Lung Cancer Alchemist A081105
April 27, 2017
Sponsor: National Cancer Institute (NCI)
Number: Alchemist A081105
Eligible patients who enroll in the study will be randomly assigned (by chance) to this phase III (Phase III: The drug or treatment is given to large groups of people to confirm its effectiveness, monitor side effects, compare it to commonly used treatments, and collect information that will allow the drug or treatment to be used safely) trial that studies how well Erlotinib Hydrochloride compared to placebo works in treating patients with stage IB-IIIA (Click here for lung cancer staging definitions) non-small cell lung cancer that has been completely removed by surgery. Erlotinib Hydrochloride may stop the growth of tumor cells by blocking some of the enzymes needed for cell growth.
Who’s eligible:
Previously registered to Alchemist –screen Alliance A151216 (a different clinical trial), with the result of lung cancer harboring an EGFR exon 19 deletion or L858R mutation; the testing must have been performed by one of the following criteria:
- Patient registered to A151216 and the assessment performed centrally by the protocol specified laboratory.
- By a local Clinical Laboratory Improvement Amendments (CLIA) certified laboratory; the report must indicate the result as well as the CLIA number of the laboratory that performed the assay (testing). These patients will also have been registered to A151216, but can be enrolled on A081105 regardless of the central lab results.

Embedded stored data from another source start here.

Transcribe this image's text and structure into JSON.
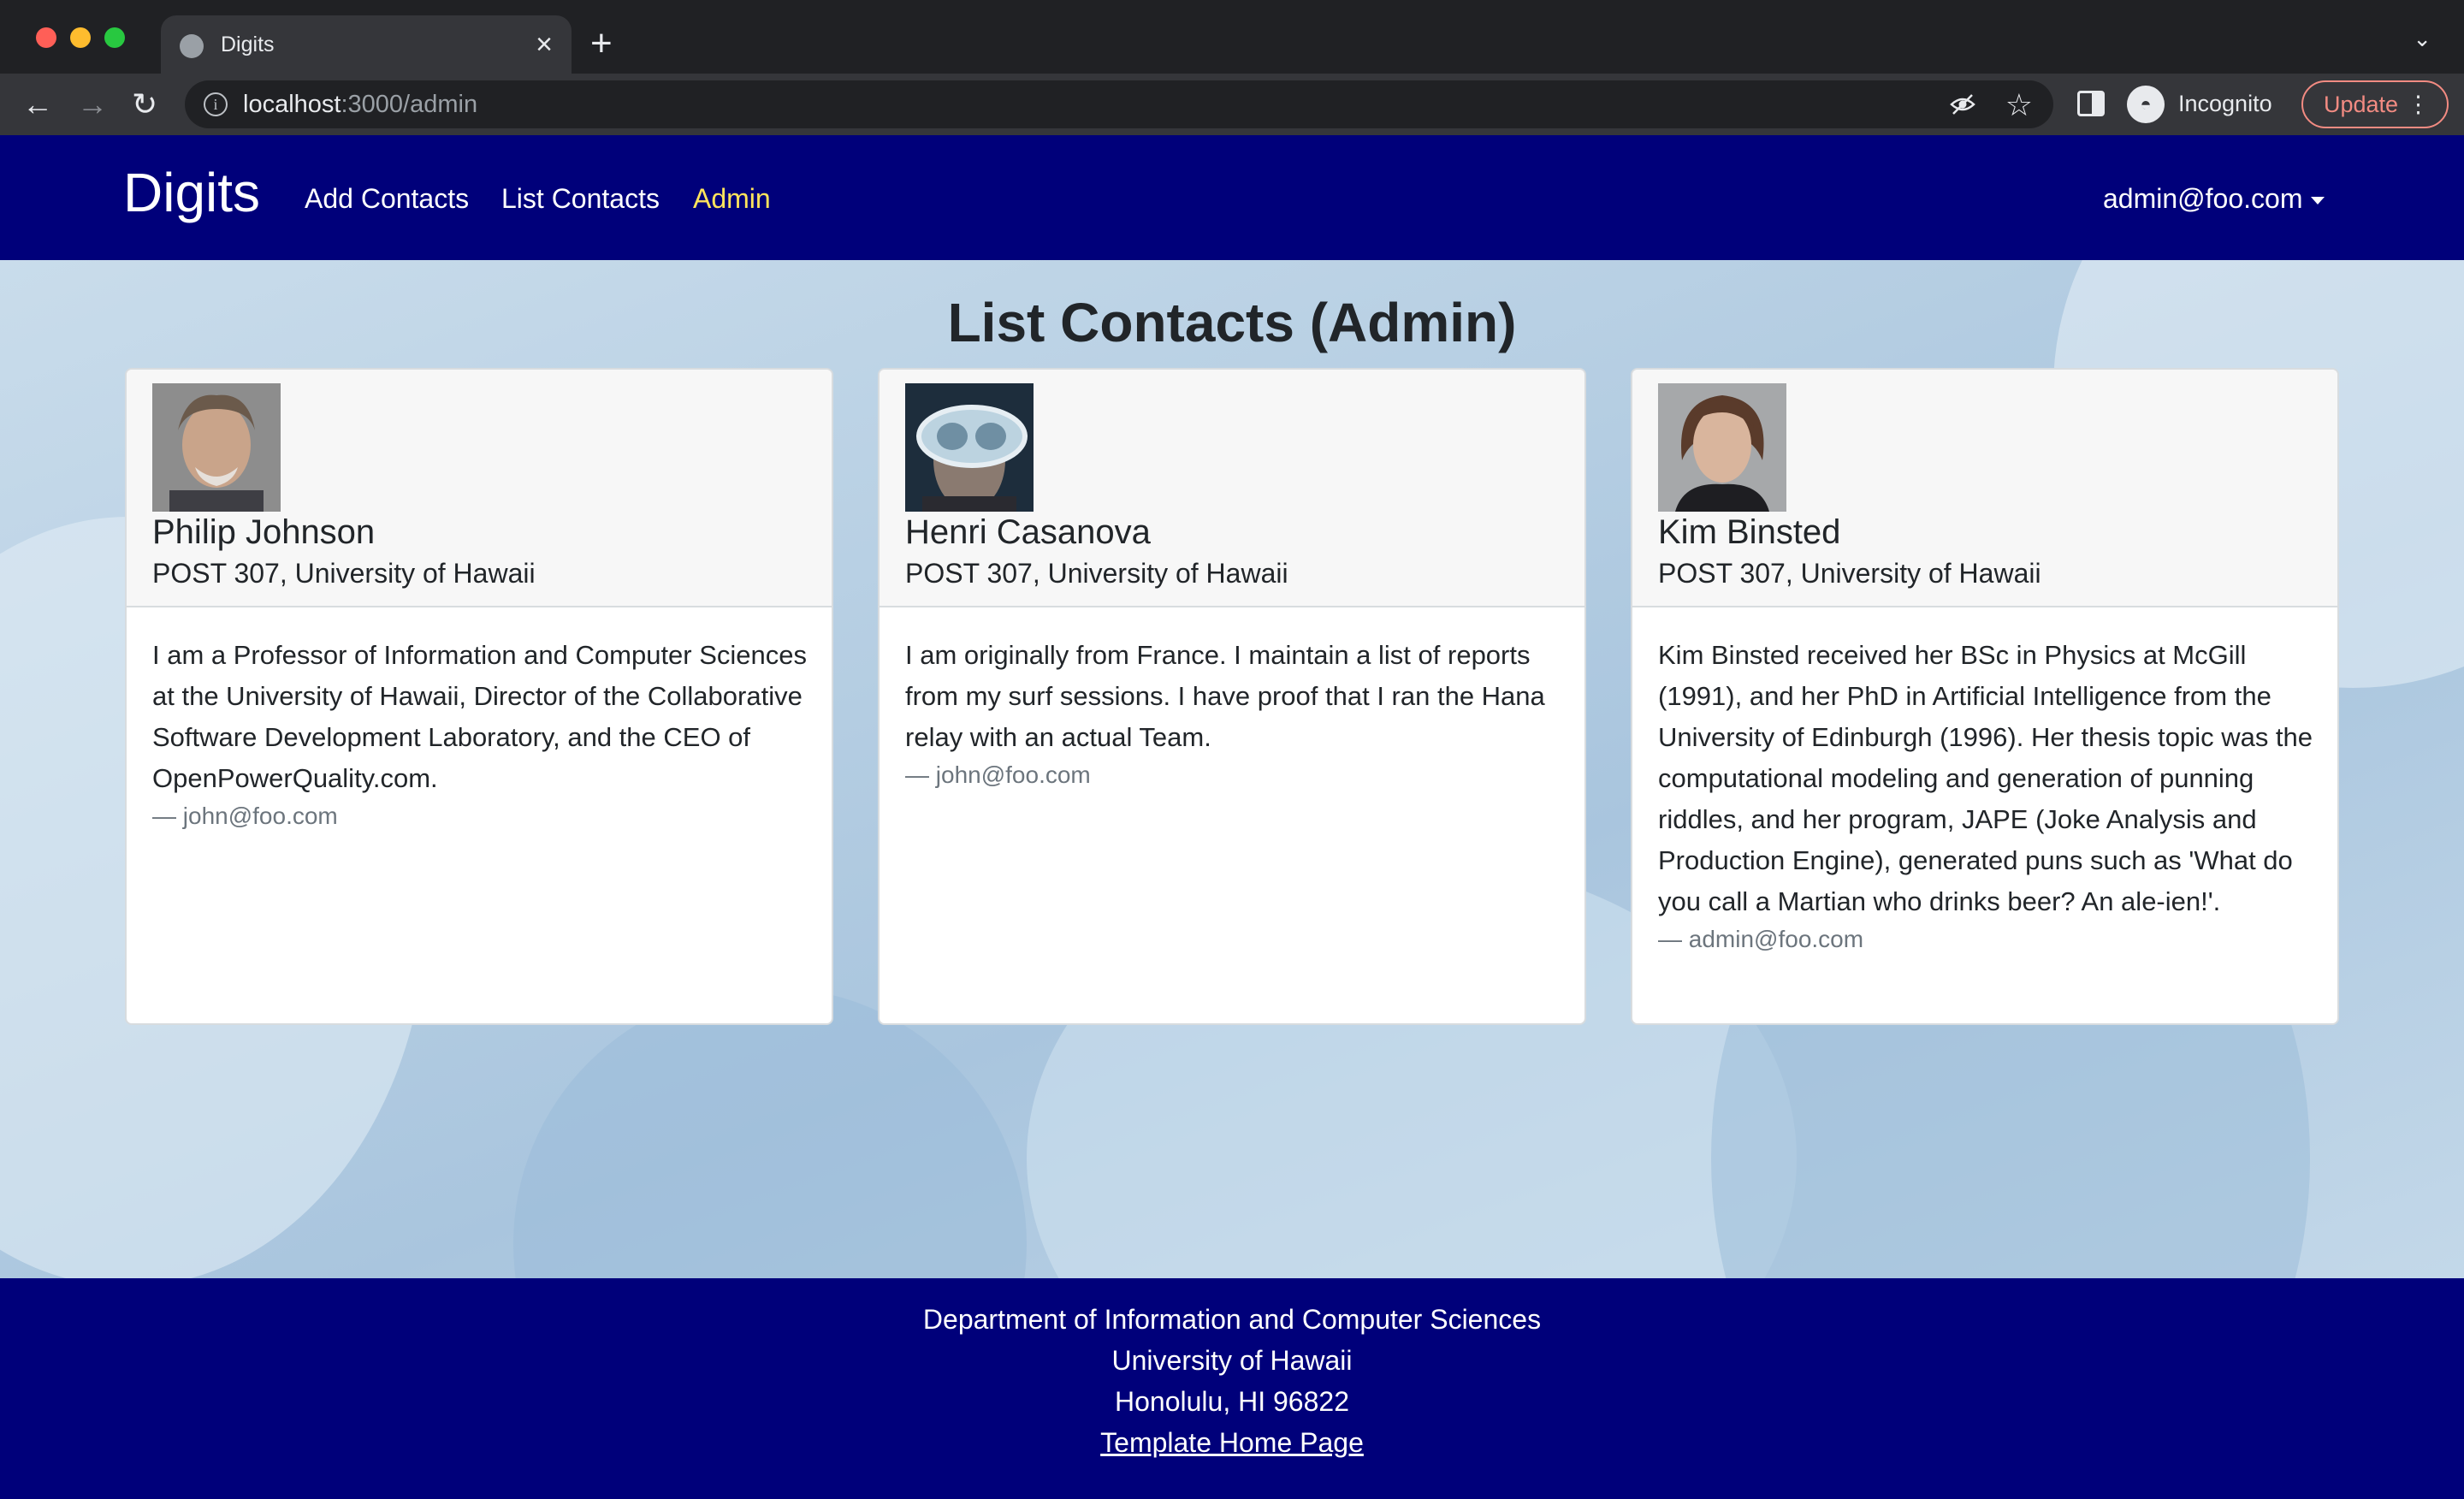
{
  "browser": {
    "tab_title": "Digits",
    "url_host": "localhost",
    "url_path": ":3000/admin",
    "profile_label": "Incognito",
    "update_label": "Update"
  },
  "navbar": {
    "brand": "Digits",
    "links": [
      "Add Contacts",
      "List Contacts",
      "Admin"
    ],
    "active_link": "Admin",
    "user": "admin@foo.com"
  },
  "main": {
    "title": "List Contacts (Admin)",
    "contacts": [
      {
        "name": "Philip Johnson",
        "address": "POST 307, University of Hawaii",
        "description": "I am a Professor of Information and Computer Sciences at the University of Hawaii, Director of the Collaborative Software Development Laboratory, and the CEO of OpenPowerQuality.com.",
        "owner": "— john@foo.com"
      },
      {
        "name": "Henri Casanova",
        "address": "POST 307, University of Hawaii",
        "description": "I am originally from France. I maintain a list of reports from my surf sessions. I have proof that I ran the Hana relay with an actual Team.",
        "owner": "— john@foo.com"
      },
      {
        "name": "Kim Binsted",
        "address": "POST 307, University of Hawaii",
        "description": "Kim Binsted received her BSc in Physics at McGill (1991), and her PhD in Artificial Intelligence from the University of Edinburgh (1996). Her thesis topic was the computational modeling and generation of punning riddles, and her program, JAPE (Joke Analysis and Production Engine), generated puns such as 'What do you call a Martian who drinks beer? An ale-ien!'.",
        "owner": "— admin@foo.com"
      }
    ]
  },
  "footer": {
    "line1": "Department of Information and Computer Sciences",
    "line2": "University of Hawaii",
    "line3": "Honolulu, HI 96822",
    "link": "Template Home Page"
  },
  "colors": {
    "navbar_bg": "#00007a",
    "active_link": "#ffe45c"
  }
}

- Patients with known resistant mutations in the EGFR tyrosine-kinase (TK) domain (T790M) ( within a patients DNA) are not eligible. Patients that are both EGFR mutant and anaplastic lymphoma kinase (ALK) rearrangements will be registered to A081105. The patient must have completely resected (surgically cut out) stage IB (>= 4 cm), II or IIIA non-squamous NSCLC (non-small cell lung cancer) with negative margins. Margins are determined by your pathologist when the pathologist looks at your tissue sample under a microscope.
- Patients must be completely recovered from surgery at the time of randomization and standard post-operative therapy (if required). The minimum time requirement between date of surgery and randomization must be at least 28 days. The maximum time requirement between surgery and randomization must be 90 days if no adjuvant chemotherapy (therapy given after surgery) was administered, 240 days if adjuvant chemotherapy was administered, and 300 days if adjuvant chemotherapy and radiation therapy was administered
- This study is for patients age 18 and older.
Available at: The Hospital of Central Connecticut, Hartford Hospital, Backus Hospital- Eastern Connecticut Hematology and Oncology.